Businesses have contingency plans for dealing with terrorist attacks but are failing to plan for disruption caused by more mundane events such as telecoms and power failures, the Business Continuity Institute has warned.
Businesses have identified terrorism, which has assumed a high profile following political debate over Iraq and ID cards, as their greatest threat over the coming year.
But companies may be focusing on terrorism to the detriment of other threats which are more likely to cause business disruption, the BCI said.
"Although terrorism has a high profile, it is more likely that companies are going to suffer from something more mundane, such as a power failure or flood," said BCI president Steve Mellish.
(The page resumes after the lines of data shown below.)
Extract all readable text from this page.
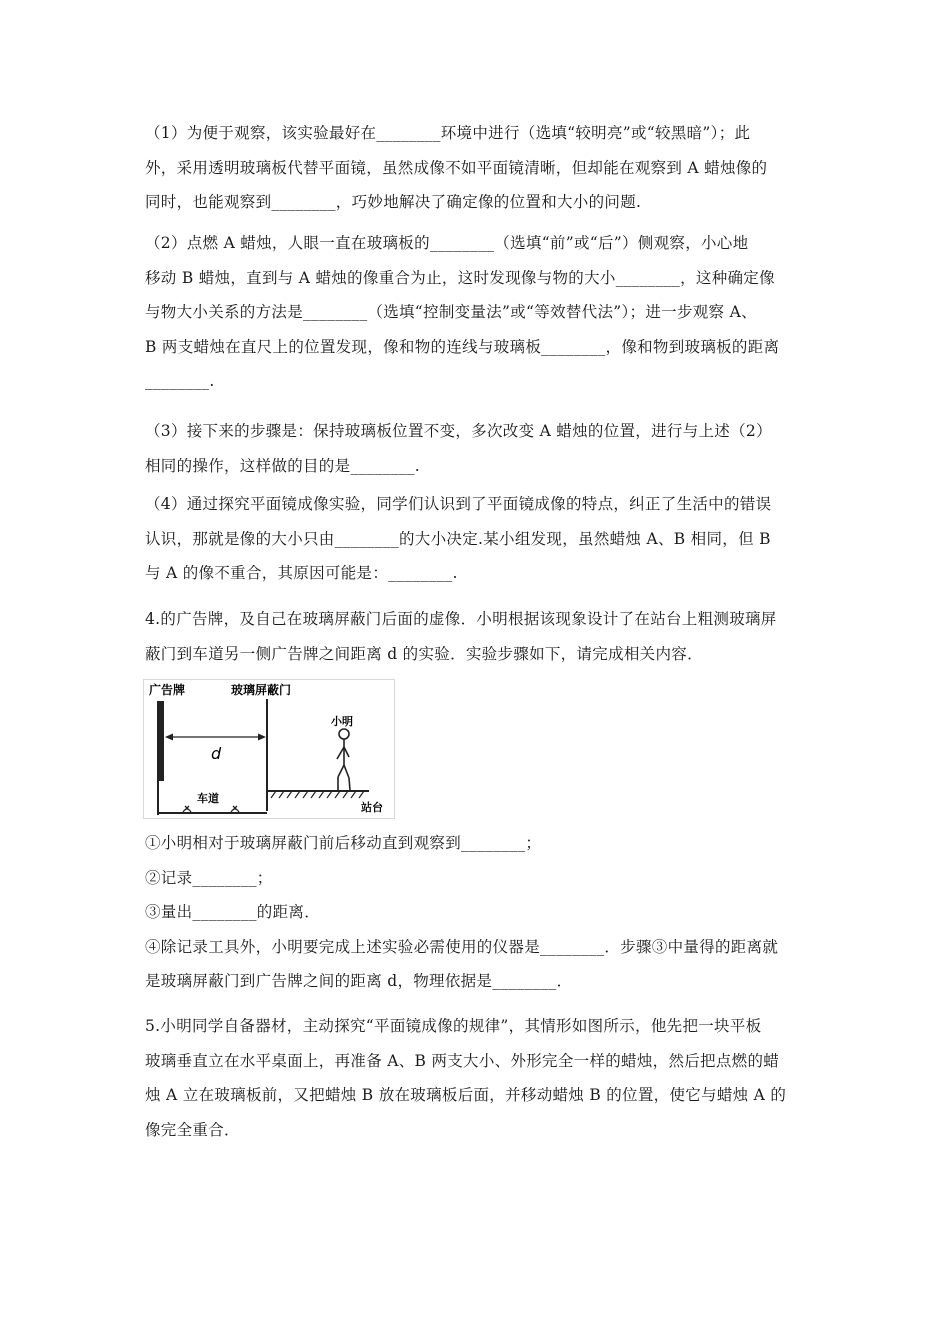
（1）为便于观察，该实验最好在________环境中进行（选填“较明亮”或“较黑暗”）；此
外，采用透明玻璃板代替平面镜，虽然成像不如平面镜清晰，但却能在观察到 A 蜡烛像的
同时，也能观察到________，巧妙地解决了确定像的位置和大小的问题.

（2）点燃 A 蜡烛，人眼一直在玻璃板的________（选填“前”或“后”）侧观察，小心地
移动 B 蜡烛，直到与 A 蜡烛的像重合为止，这时发现像与物的大小________，这种确定像
与物大小关系的方法是________（选填“控制变量法”或“等效替代法”）；进一步观察 A、
B 两支蜡烛在直尺上的位置发现，像和物的连线与玻璃板________，像和物到玻璃板的距离
________.

（3）接下来的步骤是：保持玻璃板位置不变，多次改变 A 蜡烛的位置，进行与上述（2）
相同的操作，这样做的目的是________.

（4）通过探究平面镜成像实验，同学们认识到了平面镜成像的特点，纠正了生活中的错误
认识，那就是像的大小只由________的大小决定.某小组发现，虽然蜡烛 A、B 相同，但 B
与 A 的像不重合，其原因可能是：________.

4.的广告牌，及自己在玻璃屏蔽门后面的虚像．小明根据该现象设计了在站台上粗测玻璃屏
蔽门到车道另一侧广告牌之间距离 d 的实验．实验步骤如下，请完成相关内容．

广告牌	玻璃屏蔽门
d
车道
站台
小明

①小明相对于玻璃屏蔽门前后移动直到观察到________；
②记录________；
③量出________的距离．
④除记录工具外，小明要完成上述实验必需使用的仪器是________．步骤③中量得的距离就
是玻璃屏蔽门到广告牌之间的距离 d，物理依据是________．

5.小明同学自备器材，主动探究“平面镜成像的规律”，其情形如图所示，他先把一块平板
玻璃垂直立在水平桌面上，再准备 A、B 两支大小、外形完全一样的蜡烛，然后把点燃的蜡
烛 A 立在玻璃板前，又把蜡烛 B 放在玻璃板后面，并移动蜡烛 B 的位置，使它与蜡烛 A 的
像完全重合．
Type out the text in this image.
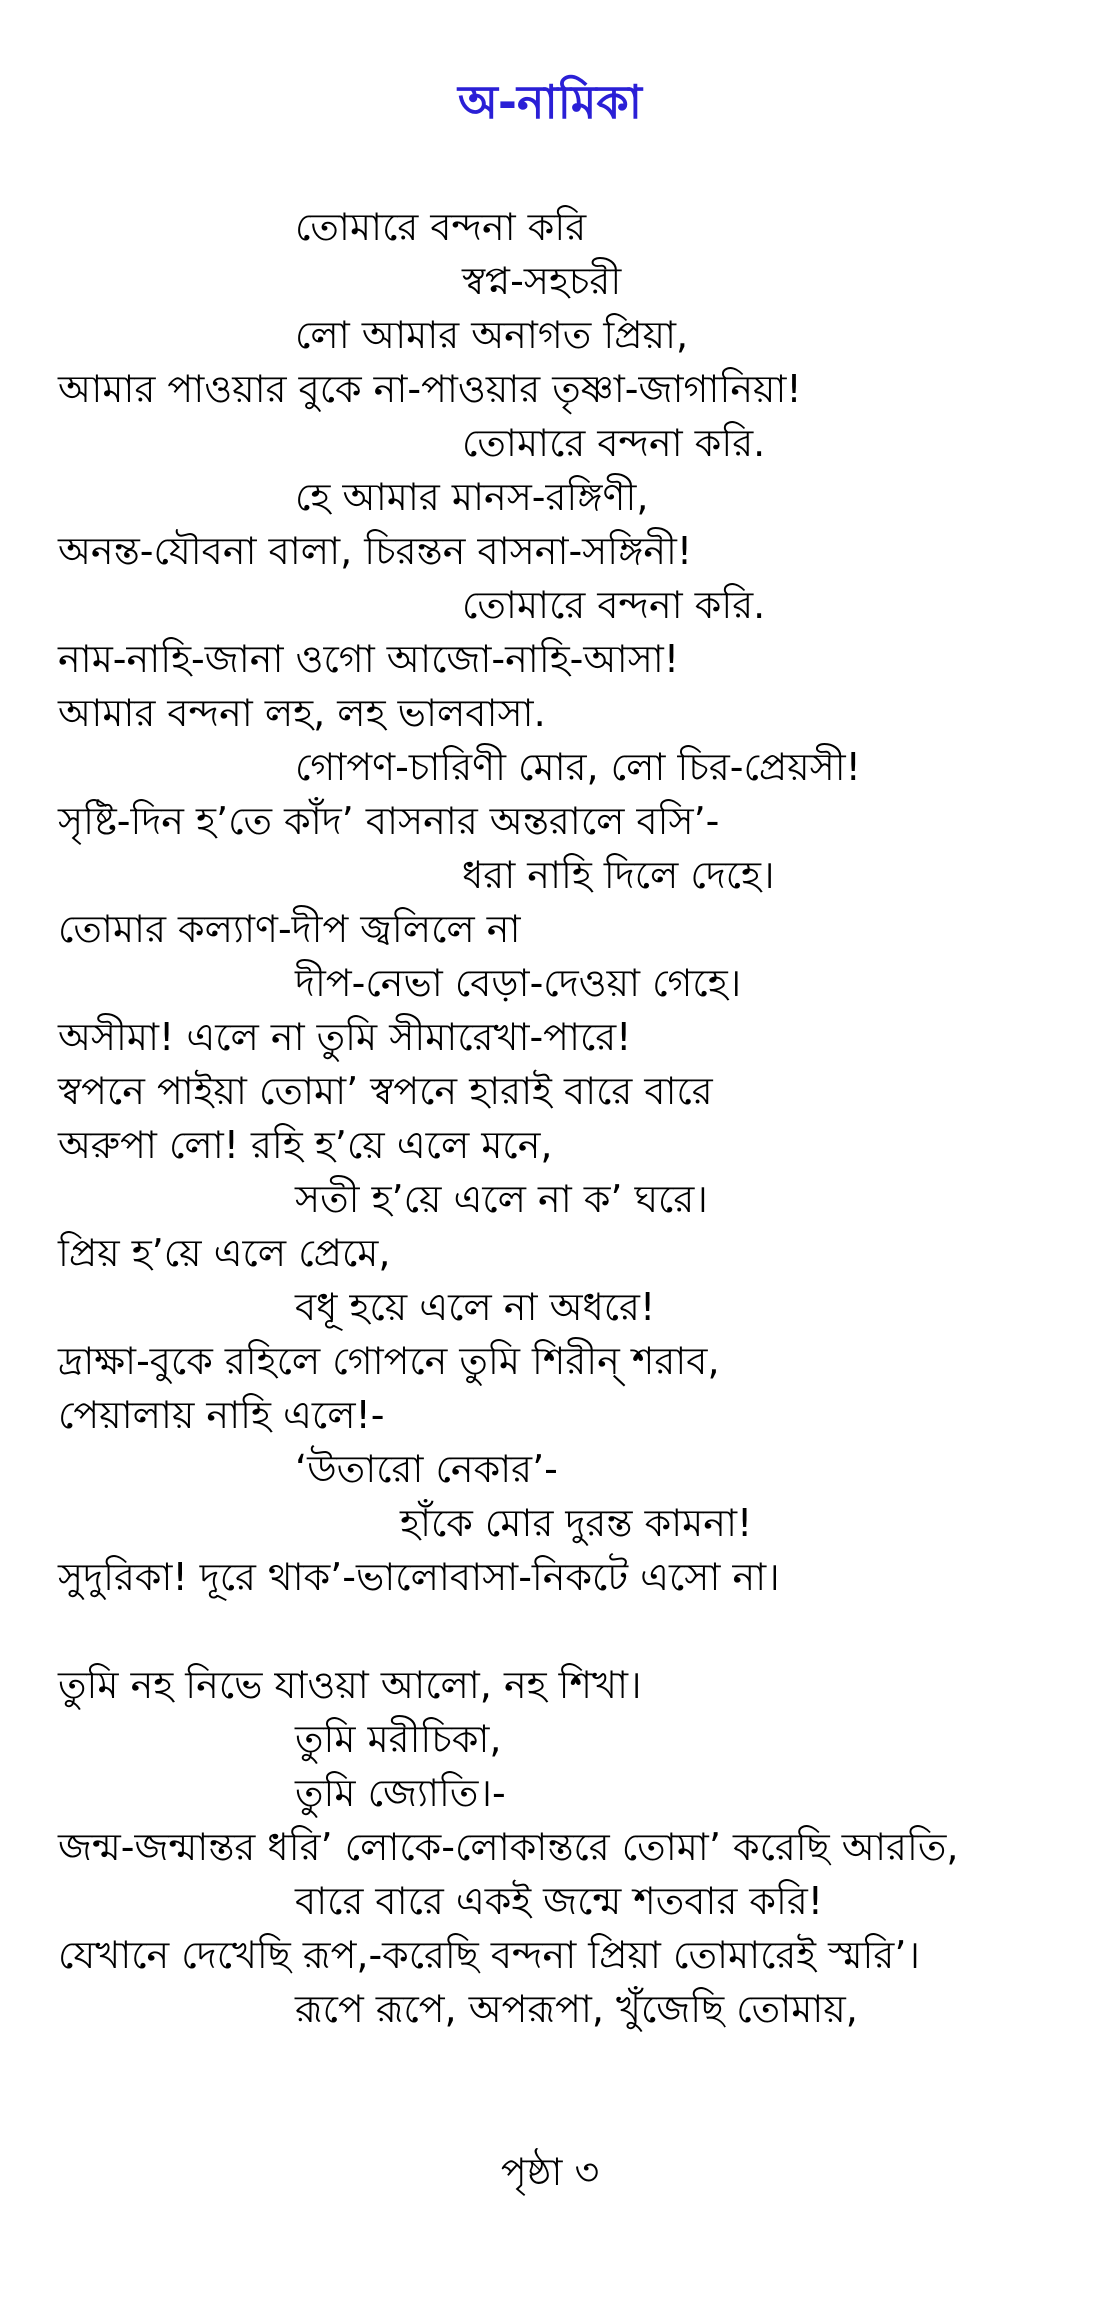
অ-নামিকা
তোমারে বন্দনা করি
স্বপ্ন-সহচরী
লো আমার অনাগত প্রিয়া,
আমার পাওয়ার বুকে না-পাওয়ার তৃষ্ণা-জাগানিয়া!
তোমারে বন্দনা করি.
হে আমার মানস-রঙ্গিণী,
অনন্ত-যৌবনা বালা, চিরন্তন বাসনা-সঙ্গিনী!
তোমারে বন্দনা করি.
নাম-নাহি-জানা ওগো আজো-নাহি-আসা!
আমার বন্দনা লহ, লহ ভালবাসা.
গোপণ-চারিণী মোর, লো চির-প্রেয়সী!
সৃষ্টি-দিন হ’তে কাঁদ’ বাসনার অন্তরালে বসি’-
ধরা নাহি দিলে দেহে।
তোমার কল্যাণ-দীপ জ্বলিলে না
দীপ-নেভা বেড়া-দেওয়া গেহে।
অসীমা! এলে না তুমি সীমারেখা-পারে!
স্বপনে পাইয়া তোমা’ স্বপনে হারাই বারে বারে
অরুপা লো! রহি হ’য়ে এলে মনে,
সতী হ’য়ে এলে না ক’ ঘরে।
প্রিয় হ’য়ে এলে প্রেমে,
বধূ হয়ে এলে না অধরে!
দ্রাক্ষা-বুকে রহিলে গোপনে তুমি শিরীন্ শরাব,
পেয়ালায় নাহি এলে!-
‘উতারো নেকার’-
হাঁকে মোর দুরন্ত কামনা!
সুদুরিকা! দূরে থাক’-ভালোবাসা-নিকটে এসো না।
তুমি নহ নিভে যাওয়া আলো, নহ শিখা।
তুমি মরীচিকা,
তুমি জ্যোতি।-
জন্ম-জন্মান্তর ধরি’ লোকে-লোকান্তরে তোমা’ করেছি আরতি,
বারে বারে একই জন্মে শতবার করি!
যেখানে দেখেছি রূপ,-করেছি বন্দনা প্রিয়া তোমারেই স্মরি’।
রূপে রূপে, অপরূপা, খুঁজেছি তোমায়,
পৃষ্ঠা ৩
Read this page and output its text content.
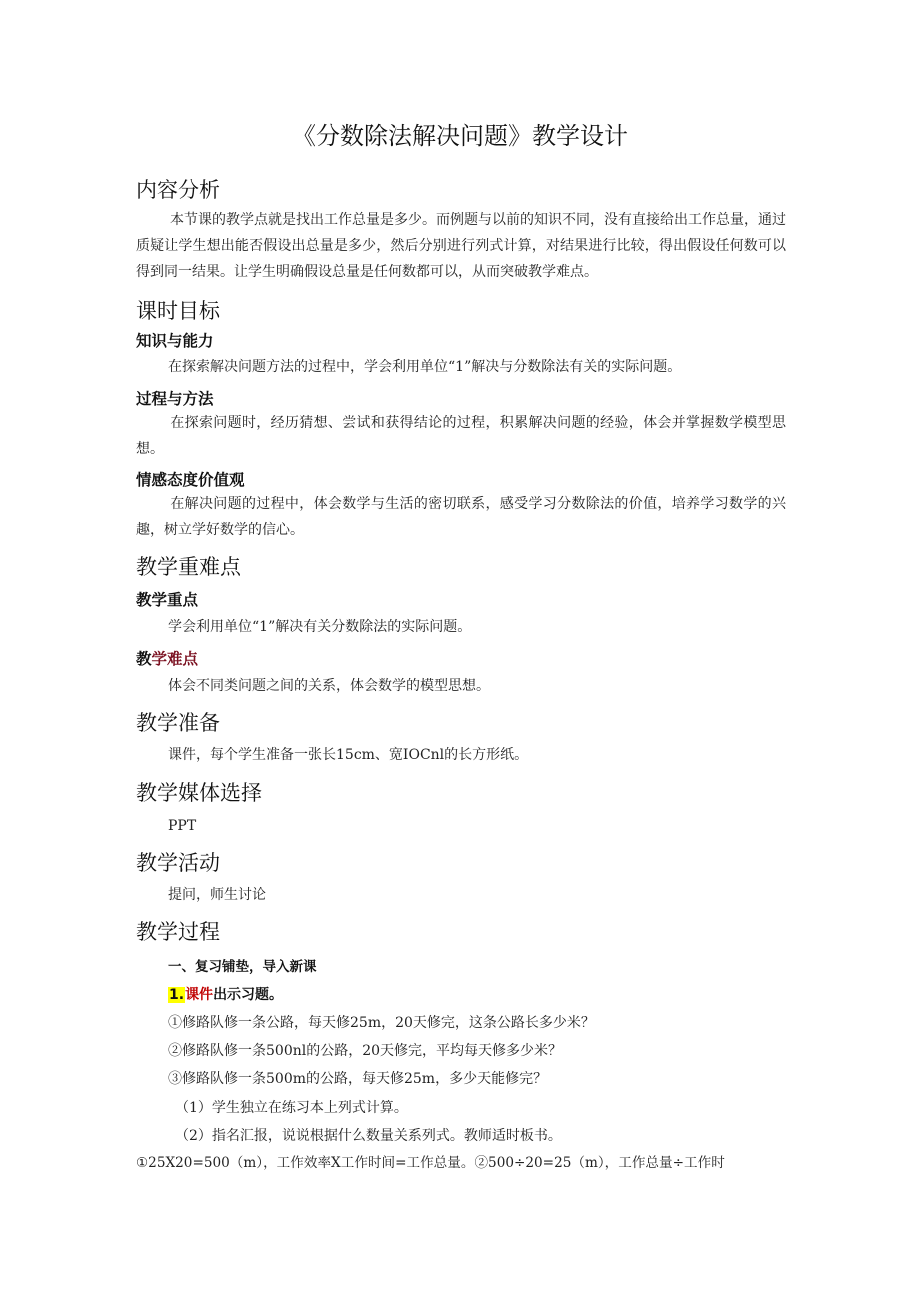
《分数除法解决问题》教学设计
内容分析

本节课的教学点就是找出工作总量是多少。而例题与以前的知识不同，没有直接给出工作总量，通过质疑让学生想出能否假设出总量是多少，然后分别进行列式计算，对结果进行比较，得出假设任何数可以得到同一结果。让学生明确假设总量是任何数都可以，从而突破教学难点。

课时目标
知识与能力
在探索解决问题方法的过程中，学会利用单位“1”解决与分数除法有关的实际问题。
过程与方法

在探索问题时，经历猜想、尝试和获得结论的过程，积累解决问题的经验，体会并掌握数学模型思想。

情感态度价值观

在解决问题的过程中，体会数学与生活的密切联系，感受学习分数除法的价值，培养学习数学的兴趣，树立学好数学的信心。

教学重难点
教学重点
学会利用单位“1”解决有关分数除法的实际问题。
教学难点
体会不同类问题之间的关系，体会数学的模型思想。
教学准备
课件，每个学生准备一张长15cm、宽IOCnl的长方形纸。
教学媒体选择
PPT
教学活动
提问，师生讨论
教学过程
一、复习铺垫，导入新课
1.课件出示习题。
①修路队修一条公路，每天修25m，20天修完，这条公路长多少米？
②修路队修一条500nl的公路，20天修完，平均每天修多少米？
③修路队修一条500m的公路，每天修25m，多少天能修完？
（1）学生独立在练习本上列式计算。
（2）指名汇报，说说根据什么数量关系列式。教师适时板书。
①25X20=500（m），工作效率X工作时间=工作总量。②500÷20=25（m），工作总量÷工作时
Research by the BCI released last week revealed that 28% of firms regard terrorism and war as their biggest threats, followed by natural disasters, fire and floods.
Despite this, 20% of businesses still do not have disaster recovery plans in place for their IT systems. And 30% do not have general business continuity plans to ensure that they can continue to operate after a disaster.
Of the companies surveyed, 25% do not test their continuity and recovery plans regularly.
The survey, based on interviews with 250 companies, found that most have failed to plan for potential telecoms failures.
More than 70% of firms agreed that the failure of telecoms would damage the reputation of their business, but most relied on business continuity plans that assumed telecoms links would be working. Only 12% of firms had second-tier telecoms in place, and just 9% had a third-party recovery site.
The survey also highlighted weaknesses in businesses’ supply chains. About 18% of businesses said they were happy to rely on a statement from the supplier that they had business continuity plans in place. Thirty-three per cent asked to read the supplier’s business continuity plan, and another 27% said they did not know how suppliers’ business continuity plans were verified.
The BCI is calling for the government to appoint a minister to take responsibility for business continuity and disaster recovery and to step-up information campaigns to businesses.